LES DISQUES CULTES DE LITZIC David Bowie  » The rise and fall of ziggy stardust and the spiders from mars »

Difficile de parler d’un album culte, surtout lorsque tout a déjà été dit sur lui, sur son auteur, et sur les répercussions qu’il a eues sur des générations complètes de fans. Pourtant, ce disque, nous le chérissons, l’adorons, le vénérons, lui qui à chaque écoute nous révèle de nouveaux éléments jusque-là passés inaperçus. Ce disque c’est un peu de nous, c’est également beaucoup de l’histoire de la musique.

The rise and fall of Ziggy Stardust & the spiders from mars ( ou plus simplement Ziggy Stardust), de David Bowie, fait partie des monuments du rock (et de la musique en général). Ce personnage fictif connu de tous valut à Bowie une « émeute » lorsqu’à la fin de la tournée consécutive à la sortie de l’album il révéla que c’était fini. Certains, la majorité, crurent que Bowie arrêtait-là sa carrière, alors qu’il mettait juste un terme à la vie de Ziggy. Incompréhension maîtrisée, orchestrée de main de maître par Bowie qui aimait à brouiller les pistes, par jeu, par essence.

Dans Ziggy Stardust, tout commence par une batterie qui, dans un fondu en ouverture, annonce la couleur. Reconnaissable entre toutes, elle indique que nous pénétrons dans un univers nouveau. Se greffent sur elle, petit à petit, les autres instruments, piano et guitare en tête, cordes, et la voix de Bowie, jeune, puissante, si caractéristique.

Five years.

Ce titre est l’une des plus belles entames de disque qui soit. La production de Visconti est à la pointe, d’une modernité sans failles faisant qu’aujourd’hui encore le disque sonne de façon toute à fait actuelle. Il n’y a aucune pollution, aucun parasite pour nous détourner d’une écoute quasi religieuse de l’album : les cordes sont d’une beauté à couper le souffle, les pianos et guitares intemporels, la batterie et la basse, assise rythmique discrète métronomique porte le tout sur un souffle épique. D’ailleurs, ce même Five Years se termine sur cette même batterie, en fondu en fermeture, bouclant la boucle de façon magistrale. Perfection, déjà, et il ne s’agit que du premier titre.

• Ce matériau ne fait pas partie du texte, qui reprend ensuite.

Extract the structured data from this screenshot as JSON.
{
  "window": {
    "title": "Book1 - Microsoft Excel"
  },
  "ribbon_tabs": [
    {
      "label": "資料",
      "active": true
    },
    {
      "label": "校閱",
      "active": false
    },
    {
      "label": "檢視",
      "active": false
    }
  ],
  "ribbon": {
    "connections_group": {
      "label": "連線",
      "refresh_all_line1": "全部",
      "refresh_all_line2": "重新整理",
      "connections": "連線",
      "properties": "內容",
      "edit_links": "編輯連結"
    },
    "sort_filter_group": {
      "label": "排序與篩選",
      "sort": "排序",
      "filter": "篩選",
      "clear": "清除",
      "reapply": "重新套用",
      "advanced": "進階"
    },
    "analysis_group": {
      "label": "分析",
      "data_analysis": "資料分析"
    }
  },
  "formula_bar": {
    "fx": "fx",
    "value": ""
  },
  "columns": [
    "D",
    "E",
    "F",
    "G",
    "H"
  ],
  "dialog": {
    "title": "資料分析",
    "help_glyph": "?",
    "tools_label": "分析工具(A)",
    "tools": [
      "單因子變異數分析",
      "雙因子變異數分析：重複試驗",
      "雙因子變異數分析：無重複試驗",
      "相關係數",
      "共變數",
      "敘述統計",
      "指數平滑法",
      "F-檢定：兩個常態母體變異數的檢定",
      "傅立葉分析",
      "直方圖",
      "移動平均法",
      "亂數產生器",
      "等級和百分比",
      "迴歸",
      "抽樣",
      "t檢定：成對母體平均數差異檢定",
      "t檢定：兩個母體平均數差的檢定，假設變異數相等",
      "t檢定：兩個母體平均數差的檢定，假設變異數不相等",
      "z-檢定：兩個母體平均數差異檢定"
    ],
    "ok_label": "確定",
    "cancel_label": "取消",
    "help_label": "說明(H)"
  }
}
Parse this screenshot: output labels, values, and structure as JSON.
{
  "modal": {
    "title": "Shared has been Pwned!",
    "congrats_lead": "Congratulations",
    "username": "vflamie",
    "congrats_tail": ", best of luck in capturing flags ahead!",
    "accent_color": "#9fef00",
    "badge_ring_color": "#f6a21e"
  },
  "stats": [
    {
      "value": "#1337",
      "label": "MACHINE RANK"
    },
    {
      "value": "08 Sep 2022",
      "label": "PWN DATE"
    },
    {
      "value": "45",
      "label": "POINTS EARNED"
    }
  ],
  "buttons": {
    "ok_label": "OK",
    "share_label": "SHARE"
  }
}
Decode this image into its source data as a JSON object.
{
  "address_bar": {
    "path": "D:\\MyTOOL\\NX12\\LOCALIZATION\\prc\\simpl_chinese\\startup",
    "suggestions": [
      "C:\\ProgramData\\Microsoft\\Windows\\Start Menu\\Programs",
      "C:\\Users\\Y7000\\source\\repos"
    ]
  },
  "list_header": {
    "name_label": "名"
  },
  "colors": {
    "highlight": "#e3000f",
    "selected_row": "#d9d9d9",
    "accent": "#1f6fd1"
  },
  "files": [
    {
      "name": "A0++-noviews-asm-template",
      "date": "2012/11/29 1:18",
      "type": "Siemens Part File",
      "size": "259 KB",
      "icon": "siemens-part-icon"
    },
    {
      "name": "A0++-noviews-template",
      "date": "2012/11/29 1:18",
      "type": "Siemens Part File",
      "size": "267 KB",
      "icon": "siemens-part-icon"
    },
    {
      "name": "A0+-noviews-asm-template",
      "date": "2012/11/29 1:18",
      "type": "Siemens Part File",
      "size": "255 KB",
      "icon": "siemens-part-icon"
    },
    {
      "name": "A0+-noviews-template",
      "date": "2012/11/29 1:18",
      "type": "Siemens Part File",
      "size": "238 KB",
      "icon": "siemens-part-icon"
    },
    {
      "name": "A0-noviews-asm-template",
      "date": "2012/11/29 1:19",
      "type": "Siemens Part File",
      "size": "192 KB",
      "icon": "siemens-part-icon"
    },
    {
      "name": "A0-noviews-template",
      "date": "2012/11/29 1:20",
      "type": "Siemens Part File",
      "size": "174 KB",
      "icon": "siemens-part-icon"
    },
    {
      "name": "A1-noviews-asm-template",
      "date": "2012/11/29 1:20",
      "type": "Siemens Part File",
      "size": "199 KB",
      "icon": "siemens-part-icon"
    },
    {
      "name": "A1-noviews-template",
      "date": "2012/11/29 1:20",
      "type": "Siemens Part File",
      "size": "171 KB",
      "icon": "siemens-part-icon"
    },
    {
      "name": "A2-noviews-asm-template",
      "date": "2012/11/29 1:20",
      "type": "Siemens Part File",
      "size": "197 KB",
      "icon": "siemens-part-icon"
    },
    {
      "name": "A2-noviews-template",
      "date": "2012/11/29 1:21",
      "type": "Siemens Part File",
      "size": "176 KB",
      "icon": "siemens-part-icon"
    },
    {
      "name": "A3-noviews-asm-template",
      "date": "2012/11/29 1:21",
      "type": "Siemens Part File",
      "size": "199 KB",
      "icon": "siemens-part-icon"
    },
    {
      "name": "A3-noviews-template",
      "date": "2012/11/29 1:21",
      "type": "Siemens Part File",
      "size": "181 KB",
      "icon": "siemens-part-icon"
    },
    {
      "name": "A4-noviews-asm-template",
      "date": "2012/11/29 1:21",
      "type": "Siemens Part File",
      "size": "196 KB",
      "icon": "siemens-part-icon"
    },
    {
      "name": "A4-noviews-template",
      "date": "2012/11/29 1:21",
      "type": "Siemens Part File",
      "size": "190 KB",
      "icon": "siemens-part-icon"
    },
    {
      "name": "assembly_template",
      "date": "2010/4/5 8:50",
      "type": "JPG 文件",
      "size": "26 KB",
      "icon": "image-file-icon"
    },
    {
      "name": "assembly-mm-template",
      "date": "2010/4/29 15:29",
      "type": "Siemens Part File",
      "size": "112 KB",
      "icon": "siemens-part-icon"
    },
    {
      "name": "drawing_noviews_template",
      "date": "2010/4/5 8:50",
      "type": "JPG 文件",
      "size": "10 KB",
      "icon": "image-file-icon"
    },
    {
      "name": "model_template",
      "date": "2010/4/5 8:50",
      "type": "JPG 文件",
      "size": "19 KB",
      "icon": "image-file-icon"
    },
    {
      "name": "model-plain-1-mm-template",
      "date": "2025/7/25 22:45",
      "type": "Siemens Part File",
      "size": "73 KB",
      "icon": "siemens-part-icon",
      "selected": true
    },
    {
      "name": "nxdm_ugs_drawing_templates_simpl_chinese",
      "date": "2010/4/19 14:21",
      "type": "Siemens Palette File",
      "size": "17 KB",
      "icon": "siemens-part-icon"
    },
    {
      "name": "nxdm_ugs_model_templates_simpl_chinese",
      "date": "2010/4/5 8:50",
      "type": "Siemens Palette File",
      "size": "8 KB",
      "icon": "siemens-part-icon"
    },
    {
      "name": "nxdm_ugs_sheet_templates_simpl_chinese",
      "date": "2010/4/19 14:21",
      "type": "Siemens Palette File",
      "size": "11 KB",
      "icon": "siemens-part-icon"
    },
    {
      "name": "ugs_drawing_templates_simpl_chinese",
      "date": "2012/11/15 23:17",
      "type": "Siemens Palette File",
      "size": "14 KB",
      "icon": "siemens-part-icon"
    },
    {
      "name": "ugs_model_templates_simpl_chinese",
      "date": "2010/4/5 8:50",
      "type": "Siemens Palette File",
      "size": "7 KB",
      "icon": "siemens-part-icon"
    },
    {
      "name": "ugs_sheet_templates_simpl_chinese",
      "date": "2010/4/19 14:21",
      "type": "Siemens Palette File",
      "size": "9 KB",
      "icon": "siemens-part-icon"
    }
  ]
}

Dès lors, les titres s’enchainent, forts d’une cohésion inébranlable : Soul Love, Moonage Daydream, Starman, It ain’t easy, Lady Stardust, Star, Hang on to yourself, Ziggy Stardust, Suffragette City, et Rock n’roll suicide pour clore en apothéose ce chef d’œuvre absolu du rock, adulé par tous les esthètes, quels qu’ils soient.

Aucune fausse note, aucun temps mort dans ce Ziggy Stardust, une émotion vibrante et palpable du début à la fin, un chant de haute volée, une production posant les jalons de ce que sera le glam rock, à la fois scintillante et rock & roll, complètement novatrice à l’époque. Il en ira de même pour les tenues excentriques utilisées sur scène, le maquillage, parfois outrancier, lors des mêmes représentations. Image et son, présence. Tout l’art de Bowie est déjà présent et perdurera jusqu’à sa mort.

En posant Ziggy Stardust sur la platine, nous faisons un retour fracassant à cette époque où le rock avait encore un message à véhiculer, encore une esthétique, une forme d’urgence à mettre en avant. Ce disque fut celui de la consécration d’un jeune Bowie à la pointe de l’innovation, innovation qu’il n’aura de cesse de perpétuer dans ses différents disques. Farouchement indépendant, il n’aura eu de cesse d’expérimenter, quitte à parfois s’embourber dans la fange d’une pop/rock FM (China Girl, Let’s dance…) pour remplir les tiroirs-caisses.

Mais de cela, personne ne lui en veut vraiment, tant ses disques, firent de lui un mythe, un culte. Ziggy vivra toujours et ne cessera de nous émerveiller, preuve du chef-d’oeuvre qu’il est et qu’il demeurera, à jamais inégalé.